Сергей Николаевич с юности привык анализировать, что происходит у него в душе. Эта постоянная потребность в самоанализе, исповедальности выразилась в дневнике «Троицкие записки» в большей мере, чем в других дневниках и книге «В своём углу». В «Троицкие записки» он подробно и откровенно заносит все свои переживания, мысли, влечения, грехи и духовные победы; гораздо реже — внешние события своей жизни. Об условиях своего быта в Сергиевом Посаде Дурылин ничего не пишет, по-видимому, это его, как всегда, мало занимает. Дважды только обронил в дневнике: «растапливая печку, читал Вл. Соловьева», «сажал огурцы на своей грядке». Когда читаешь дневники Сергея Николаевича, его письма, книгу «В своём углу», где очень мало — о быте и очень много — мыслей, размышлений, разговора с самим собой, невольно вспоминаются слова Л. Толстого: «Как можно описывать внешнюю жизнь человека: что он пьёт, ест, ходит гулять, когда в человеке есть самое важное — это его духовная жизнь. Описание внешней жизни так не соответствует тому громадному значению, какое имеет в жизни внутренняя работа»[224].

При большой, пожалуй, слишком большой требовательности к себе Дурылин, естественно, не доволен собой и своей жизнью. В такие минуты он называет себя «недомерком» — как обувь бывает для ноги не по размеру, не 37-й, не 38-й, а где-то посередине. «„Недомерочных“ размеров жизни, — особенно при „стандартизации“ её, — в продаже нет. А сам я бессилен соткать на себя недомерочную одежду, сшить недомерочные сапоги на свои ноги — и ношу что попало: и всё не по плечу, не по ноге: то велико, то жмёт. <…> Меня любили недомерочные люди, но большие, не мне чета, наделённые силою быть недомерками: Василий Васильевич [Розанов], Перцов, Нестеров. Эти — особенно последний — сами сшили на себя и одежду, и обувь и не пытались найти её в продаже. <…> Мерочные люди, — и большие и малые, и больше меня, и меньше, — мне были близки только до той поры, пока считали меня, а я считал их, что мы — одной мерки; как только оказывалось, что я — недомерок, наша близость исчезала»[225]. И от этого накатывает на него «холодное, серое одиночество мысли».

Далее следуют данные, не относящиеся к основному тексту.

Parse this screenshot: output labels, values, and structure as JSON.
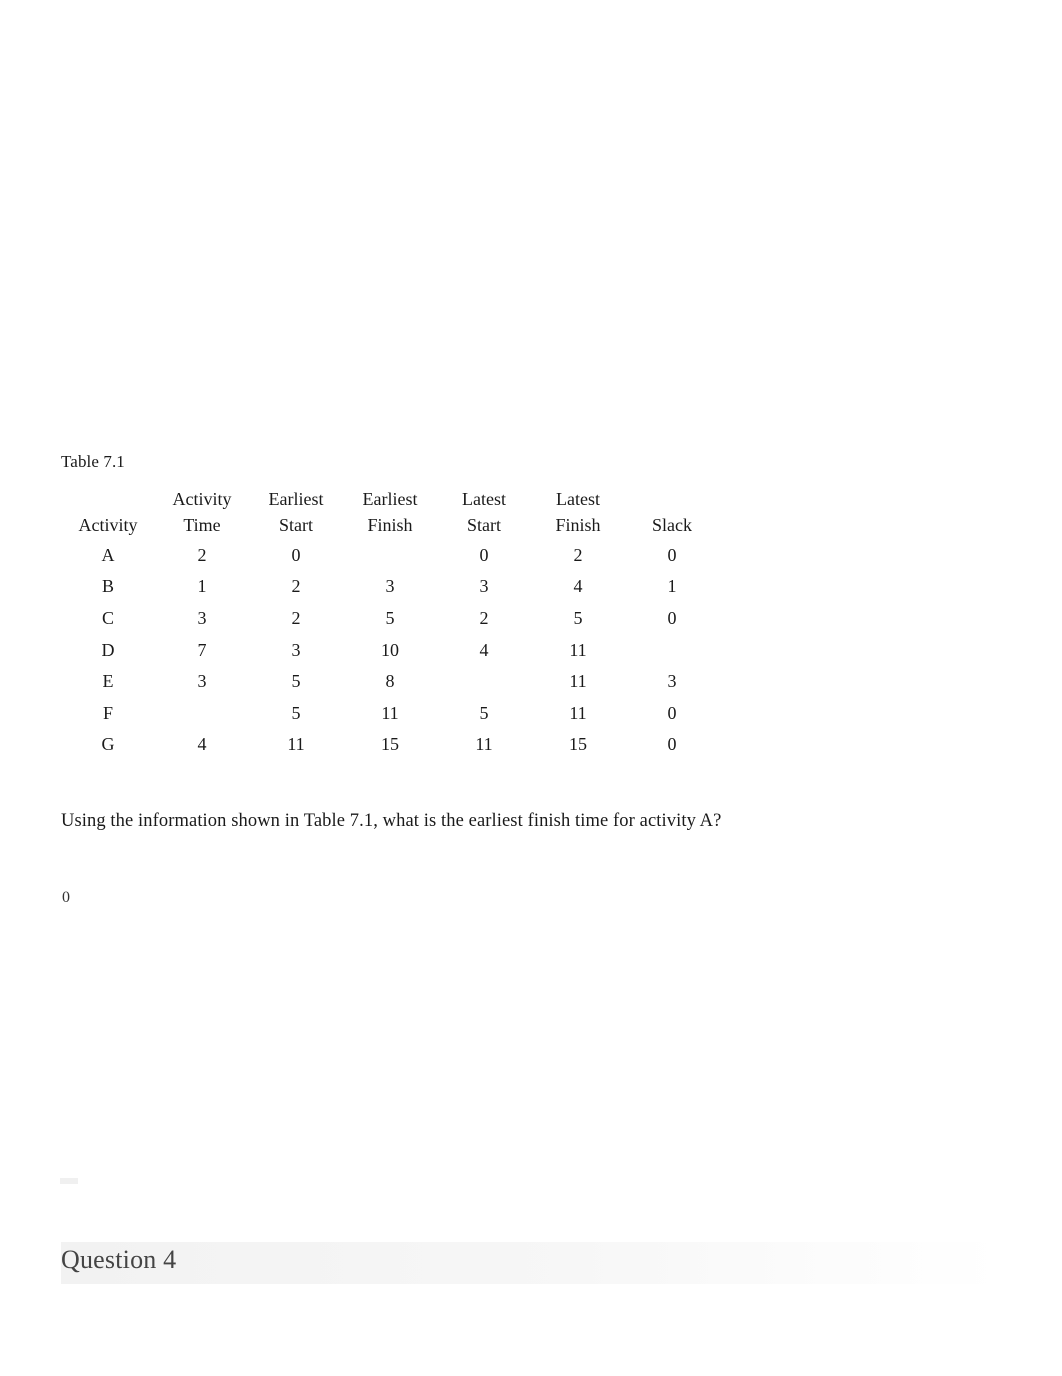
{
  "document": {
    "table_caption": "Table 7.1",
    "table": {
      "headers": [
        "Activity",
        "Activity Time",
        "Earliest Start",
        "Earliest Finish",
        "Latest Start",
        "Latest Finish",
        "Slack"
      ],
      "headers_line1": [
        "",
        "Activity",
        "Earliest",
        "Earliest",
        "Latest",
        "Latest",
        ""
      ],
      "headers_line2": [
        "Activity",
        "Time",
        "Start",
        "Finish",
        "Start",
        "Finish",
        "Slack"
      ],
      "rows": [
        {
          "activity": "A",
          "activity_time": "2",
          "earliest_start": "0",
          "earliest_finish": "",
          "latest_start": "0",
          "latest_finish": "2",
          "slack": "0"
        },
        {
          "activity": "B",
          "activity_time": "1",
          "earliest_start": "2",
          "earliest_finish": "3",
          "latest_start": "3",
          "latest_finish": "4",
          "slack": "1"
        },
        {
          "activity": "C",
          "activity_time": "3",
          "earliest_start": "2",
          "earliest_finish": "5",
          "latest_start": "2",
          "latest_finish": "5",
          "slack": "0"
        },
        {
          "activity": "D",
          "activity_time": "7",
          "earliest_start": "3",
          "earliest_finish": "10",
          "latest_start": "4",
          "latest_finish": "11",
          "slack": ""
        },
        {
          "activity": "E",
          "activity_time": "3",
          "earliest_start": "5",
          "earliest_finish": "8",
          "latest_start": "",
          "latest_finish": "11",
          "slack": "3"
        },
        {
          "activity": "F",
          "activity_time": "",
          "earliest_start": "5",
          "earliest_finish": "11",
          "latest_start": "5",
          "latest_finish": "11",
          "slack": "0"
        },
        {
          "activity": "G",
          "activity_time": "4",
          "earliest_start": "11",
          "earliest_finish": "15",
          "latest_start": "11",
          "latest_finish": "15",
          "slack": "0"
        }
      ]
    },
    "question": "Using the information shown in Table 7.1, what is the earliest finish time for activity A?",
    "answer": "0",
    "section_title": "Question 4"
  }
}
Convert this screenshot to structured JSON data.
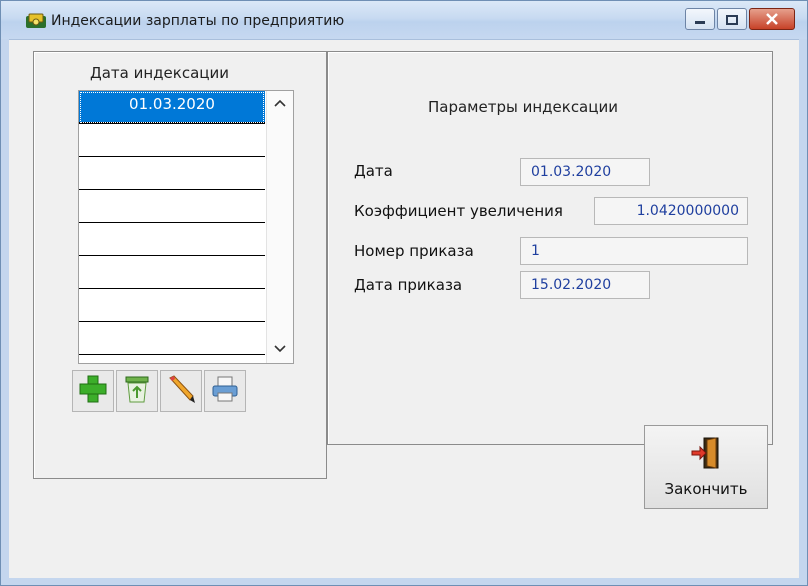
{
  "window": {
    "title": "Индексации зарплаты по предприятию",
    "icons": [
      "app-icon",
      "minimize-icon",
      "maximize-icon",
      "close-icon"
    ]
  },
  "left_panel": {
    "title": "Дата индексации",
    "list": {
      "items": [
        "01.03.2020",
        "",
        "",
        "",
        "",
        "",
        "",
        ""
      ],
      "selected_index": 0
    },
    "toolbar": {
      "buttons": [
        {
          "icon": "add-icon"
        },
        {
          "icon": "delete-icon"
        },
        {
          "icon": "edit-icon"
        },
        {
          "icon": "print-icon"
        }
      ]
    }
  },
  "right_panel": {
    "title": "Параметры индексации",
    "fields": {
      "date": {
        "label": "Дата",
        "value": "01.03.2020"
      },
      "coefficient": {
        "label": "Коэффициент увеличения",
        "value": "1.0420000000"
      },
      "order_number": {
        "label": "Номер приказа",
        "value": "1"
      },
      "order_date": {
        "label": "Дата приказа",
        "value": "15.02.2020"
      }
    }
  },
  "finish_button": {
    "label": "Закончить",
    "icon": "exit-door-icon"
  },
  "colors": {
    "selection": "#0078d7",
    "field_text": "#1f3f9f",
    "close_button": "#c74228"
  }
}
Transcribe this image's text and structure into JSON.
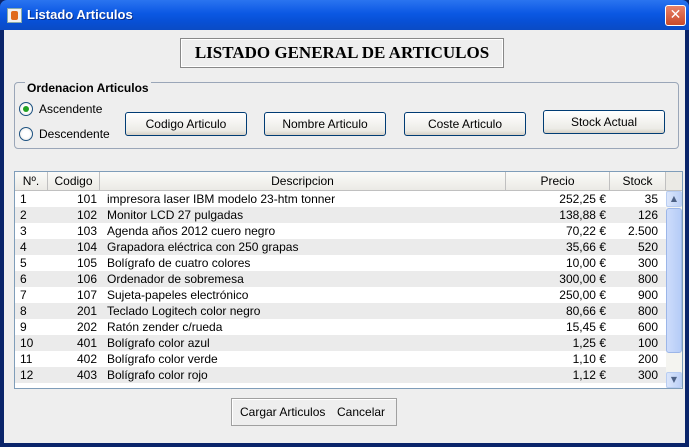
{
  "window": {
    "title": "Listado Articulos",
    "close_glyph": "✕"
  },
  "heading": "LISTADO GENERAL DE ARTICULOS",
  "ordering": {
    "title": "Ordenacion Articulos",
    "asc_label": "Ascendente",
    "desc_label": "Descendente",
    "selected": "Ascendente",
    "buttons": {
      "codigo": "Codigo Articulo",
      "nombre": "Nombre Articulo",
      "coste": "Coste Articulo",
      "stock": "Stock Actual"
    }
  },
  "table": {
    "headers": {
      "n": "Nº.",
      "codigo": "Codigo",
      "descripcion": "Descripcion",
      "precio": "Precio",
      "stock": "Stock"
    },
    "rows": [
      {
        "n": "1",
        "codigo": "101",
        "descripcion": "impresora laser IBM modelo 23-htm tonner",
        "precio": "252,25 €",
        "stock": "35"
      },
      {
        "n": "2",
        "codigo": "102",
        "descripcion": "Monitor LCD 27 pulgadas",
        "precio": "138,88 €",
        "stock": "126"
      },
      {
        "n": "3",
        "codigo": "103",
        "descripcion": "Agenda años 2012 cuero negro",
        "precio": "70,22 €",
        "stock": "2.500"
      },
      {
        "n": "4",
        "codigo": "104",
        "descripcion": "Grapadora eléctrica con 250 grapas",
        "precio": "35,66 €",
        "stock": "520"
      },
      {
        "n": "5",
        "codigo": "105",
        "descripcion": "Bolígrafo de cuatro colores",
        "precio": "10,00 €",
        "stock": "300"
      },
      {
        "n": "6",
        "codigo": "106",
        "descripcion": "Ordenador de sobremesa",
        "precio": "300,00 €",
        "stock": "800"
      },
      {
        "n": "7",
        "codigo": "107",
        "descripcion": "Sujeta-papeles electrónico",
        "precio": "250,00 €",
        "stock": "900"
      },
      {
        "n": "8",
        "codigo": "201",
        "descripcion": "Teclado Logitech color negro",
        "precio": "80,66 €",
        "stock": "800"
      },
      {
        "n": "9",
        "codigo": "202",
        "descripcion": "Ratón zender c/rueda",
        "precio": "15,45 €",
        "stock": "600"
      },
      {
        "n": "10",
        "codigo": "401",
        "descripcion": "Bolígrafo color azul",
        "precio": "1,25 €",
        "stock": "100"
      },
      {
        "n": "11",
        "codigo": "402",
        "descripcion": "Bolígrafo color verde",
        "precio": "1,10 €",
        "stock": "200"
      },
      {
        "n": "12",
        "codigo": "403",
        "descripcion": "Bolígrafo color rojo",
        "precio": "1,12 €",
        "stock": "300"
      }
    ],
    "scroll_up": "▲",
    "scroll_down": "▼"
  },
  "footer": {
    "cargar": "Cargar Articulos",
    "cancelar": "Cancelar"
  }
}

То, что Дурылин не вписывался в «размер» своей эпохи, был сам по себе, возможно, явилось причиной того, что в ряду очень известных, много цитируемых современников (хотя персоналии в разные времена менялись) он оказался на периферии, и многие годы исследователи только упоминали его в своих работах, не занимаясь глубоко его творчеством. Сейчас ситуация меняется. И «недомерок» оказывается крупным представителем своей эпохи, знаковой личностью.